Dari situ terlihat bahwa produksi tembakau dalam negeri belum mencukupi kebutuhan pabrikan rokok. Di pasal lain, bila pabrikan tetap menggunakan tembakau impor untuk menutupi kekurangan tersebut, maka akan dikenakan cukai tiga kali lipat.
"Ini jelas tidak adil. Pabrikan dipaksa menggunakan tembakau dalam negeri, tetapi pasokannya tidak ada. Di sisi lain, jika menggunakan tembakau impor maka akan dikenakan cukai tiga kali lipat. Akibatnya, kekurangan bahan baku akan mendorong penurunan produksi dan imbasnya tentu akan menimpa para pekerja pabrikan rokok," lanjutnya.
Sudarto menambahkan, semenjak pemerintah resmi menaikkan target cukai untuk tahun depan, produksi rokok di beberapa daerah di Indonesia mulai turun drastis. Penurunannya bisa mencapai 30 persen.
"Bila nantinya ditambah lagi dengan beban aturan baru di RUU Pertembakauan tersebut, bukan tidak mungkin akan terjadi PHK besar-besaran di kemudian hari. Di tiga tahun ke belakang sudah ada 32 ribu karyawan yang di-PHK," paparnya.
Sekjen Gappri, Hasan Aoni Aziz menuturkan, peraturan penggunaan tembakau lokal sebanyak 80 persen tidak bisa serta merta dilaksanakan, ada dua hal yang perlu dipikirkan sebelum peraturan tersebut dilaksanakan.
"Kita harus melihat dari dua segi, kuantitas dan varitas.
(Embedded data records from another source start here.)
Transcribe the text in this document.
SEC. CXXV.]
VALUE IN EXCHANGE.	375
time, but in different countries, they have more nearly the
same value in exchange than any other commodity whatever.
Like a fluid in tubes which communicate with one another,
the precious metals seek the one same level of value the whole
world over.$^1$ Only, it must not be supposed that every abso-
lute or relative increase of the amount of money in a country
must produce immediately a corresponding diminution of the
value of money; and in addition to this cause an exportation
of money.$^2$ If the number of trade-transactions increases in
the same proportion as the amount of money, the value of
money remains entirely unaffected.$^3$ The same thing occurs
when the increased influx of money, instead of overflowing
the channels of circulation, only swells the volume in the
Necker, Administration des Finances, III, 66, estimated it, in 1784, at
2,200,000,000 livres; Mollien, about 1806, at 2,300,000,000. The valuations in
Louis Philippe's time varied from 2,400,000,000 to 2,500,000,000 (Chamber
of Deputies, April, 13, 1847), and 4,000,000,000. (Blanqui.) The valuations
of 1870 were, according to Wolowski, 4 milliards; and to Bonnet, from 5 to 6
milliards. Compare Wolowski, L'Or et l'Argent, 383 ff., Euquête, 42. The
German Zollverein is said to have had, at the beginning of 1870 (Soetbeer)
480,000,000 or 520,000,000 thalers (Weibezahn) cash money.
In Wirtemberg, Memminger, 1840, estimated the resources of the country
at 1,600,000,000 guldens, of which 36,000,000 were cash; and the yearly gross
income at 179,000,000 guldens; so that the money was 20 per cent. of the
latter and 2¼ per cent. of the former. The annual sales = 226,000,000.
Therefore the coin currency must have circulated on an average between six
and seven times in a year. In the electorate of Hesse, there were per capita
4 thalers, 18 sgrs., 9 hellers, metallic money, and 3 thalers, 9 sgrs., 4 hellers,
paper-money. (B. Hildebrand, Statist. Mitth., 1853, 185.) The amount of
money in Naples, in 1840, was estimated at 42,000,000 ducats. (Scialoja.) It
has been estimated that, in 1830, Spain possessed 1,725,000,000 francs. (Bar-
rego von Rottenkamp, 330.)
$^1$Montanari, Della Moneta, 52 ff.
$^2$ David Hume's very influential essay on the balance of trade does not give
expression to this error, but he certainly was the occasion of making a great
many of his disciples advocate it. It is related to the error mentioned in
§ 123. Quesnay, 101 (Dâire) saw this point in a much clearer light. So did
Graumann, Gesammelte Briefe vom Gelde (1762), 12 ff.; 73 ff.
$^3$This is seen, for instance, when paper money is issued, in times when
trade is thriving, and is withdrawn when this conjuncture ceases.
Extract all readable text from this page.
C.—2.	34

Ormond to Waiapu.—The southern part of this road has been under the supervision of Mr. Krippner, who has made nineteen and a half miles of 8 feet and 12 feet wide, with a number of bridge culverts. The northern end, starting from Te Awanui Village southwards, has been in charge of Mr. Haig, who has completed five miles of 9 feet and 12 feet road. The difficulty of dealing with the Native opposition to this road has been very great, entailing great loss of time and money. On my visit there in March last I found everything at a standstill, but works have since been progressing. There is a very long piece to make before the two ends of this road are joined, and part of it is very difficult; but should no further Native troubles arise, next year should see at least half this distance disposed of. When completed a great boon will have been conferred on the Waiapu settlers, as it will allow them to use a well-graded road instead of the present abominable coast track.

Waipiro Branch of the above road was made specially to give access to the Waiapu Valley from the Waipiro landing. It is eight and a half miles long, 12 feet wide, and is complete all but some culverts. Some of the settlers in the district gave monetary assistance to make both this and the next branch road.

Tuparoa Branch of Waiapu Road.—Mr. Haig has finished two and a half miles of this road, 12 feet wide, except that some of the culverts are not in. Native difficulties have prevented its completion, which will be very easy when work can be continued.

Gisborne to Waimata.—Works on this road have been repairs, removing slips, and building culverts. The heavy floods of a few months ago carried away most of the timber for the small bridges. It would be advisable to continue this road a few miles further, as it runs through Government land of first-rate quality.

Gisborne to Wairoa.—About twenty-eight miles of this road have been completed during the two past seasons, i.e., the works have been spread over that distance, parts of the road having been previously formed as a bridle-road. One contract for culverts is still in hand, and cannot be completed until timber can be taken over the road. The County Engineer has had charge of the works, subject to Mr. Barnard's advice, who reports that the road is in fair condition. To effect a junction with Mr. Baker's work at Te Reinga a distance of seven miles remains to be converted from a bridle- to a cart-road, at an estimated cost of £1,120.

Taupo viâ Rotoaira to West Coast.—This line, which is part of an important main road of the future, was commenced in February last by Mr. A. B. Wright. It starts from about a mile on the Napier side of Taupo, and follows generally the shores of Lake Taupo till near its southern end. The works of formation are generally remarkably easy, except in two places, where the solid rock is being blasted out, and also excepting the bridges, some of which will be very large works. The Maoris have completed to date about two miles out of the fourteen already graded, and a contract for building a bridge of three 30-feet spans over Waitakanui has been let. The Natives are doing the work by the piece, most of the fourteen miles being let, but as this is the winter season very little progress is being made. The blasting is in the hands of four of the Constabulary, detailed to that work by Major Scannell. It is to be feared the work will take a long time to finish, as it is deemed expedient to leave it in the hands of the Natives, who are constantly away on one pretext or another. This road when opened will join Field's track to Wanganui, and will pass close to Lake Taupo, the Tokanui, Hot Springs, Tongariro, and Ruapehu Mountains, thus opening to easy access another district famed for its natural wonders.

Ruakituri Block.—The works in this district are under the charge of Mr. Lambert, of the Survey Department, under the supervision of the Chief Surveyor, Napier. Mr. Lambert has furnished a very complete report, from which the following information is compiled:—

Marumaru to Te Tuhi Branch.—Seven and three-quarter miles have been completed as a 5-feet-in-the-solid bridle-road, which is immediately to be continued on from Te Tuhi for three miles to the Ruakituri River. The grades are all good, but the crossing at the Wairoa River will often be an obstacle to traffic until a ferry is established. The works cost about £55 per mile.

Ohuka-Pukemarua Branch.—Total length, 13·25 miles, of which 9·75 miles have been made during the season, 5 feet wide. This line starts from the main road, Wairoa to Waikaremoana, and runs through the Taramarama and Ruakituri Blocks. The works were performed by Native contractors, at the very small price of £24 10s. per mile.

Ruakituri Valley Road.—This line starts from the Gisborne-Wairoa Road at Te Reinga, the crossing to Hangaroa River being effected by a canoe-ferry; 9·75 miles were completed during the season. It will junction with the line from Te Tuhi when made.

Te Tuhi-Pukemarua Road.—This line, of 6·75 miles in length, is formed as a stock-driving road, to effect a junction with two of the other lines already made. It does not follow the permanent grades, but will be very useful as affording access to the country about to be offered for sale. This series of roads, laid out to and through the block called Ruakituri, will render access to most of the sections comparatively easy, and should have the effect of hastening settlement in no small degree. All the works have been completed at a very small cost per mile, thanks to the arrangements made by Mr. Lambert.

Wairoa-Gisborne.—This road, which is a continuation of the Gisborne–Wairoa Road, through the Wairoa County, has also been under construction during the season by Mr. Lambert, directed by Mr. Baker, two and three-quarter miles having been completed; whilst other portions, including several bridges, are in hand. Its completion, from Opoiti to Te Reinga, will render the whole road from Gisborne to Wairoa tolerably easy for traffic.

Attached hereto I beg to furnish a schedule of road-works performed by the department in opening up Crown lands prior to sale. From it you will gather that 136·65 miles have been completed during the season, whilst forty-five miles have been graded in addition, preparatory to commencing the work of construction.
Dari segi kuantitas saat ini industri membutuhkan lebih dari 300 ribu ton tembakau tiap tahunnya, sedangkan produksi lokal hanya mampu menghasilkan sekitar kurang dari 200 ribu ton," ujarnya, Kamis (17/12/2015).
Belum lagi dari keragaman varitas yang dihasilkan di negeri ini. Dia mencontohkan varitas tembakau Virginia yang hanya bisa dihasilkan di daerah tertentu di Indonesia. Hal ini membuat industri tidak memiliki pilihan lain selain mengimpor jenis ini.
Hasan juga menyayangkan peraturan yang mewajibkan industri untuk membayar cukai sebanyak tiga kali lipat jika produknya menggunakan tembakau impor dan pengenaan bea masuk sebesar 60 persen untuk impor tembakau, ini akan menyebabkan industri mengalami kesulitan secara ekonomi.
"Peraturan ini akan membuat industri yang sudah berjalan baik mengalami kesulitan, yang akan bisa bertahan hanya pabrikan besar. Ini implikasinya banyak," pungkasnya.
Sebelumnya, Kementerian Perindustrian melalui Direktur Industri Minuman dan Tembakau Faiz Ahmad mengatakan, saat ini 40 persen tembakau di Indonesia masih impor. Hasil produksi tembakau di Indonesia sekitar 180 ribu sampai 190 ribu ton per tahun. Sedangkan yang dibutuhkan mencapai 330 ribu ton per tahun.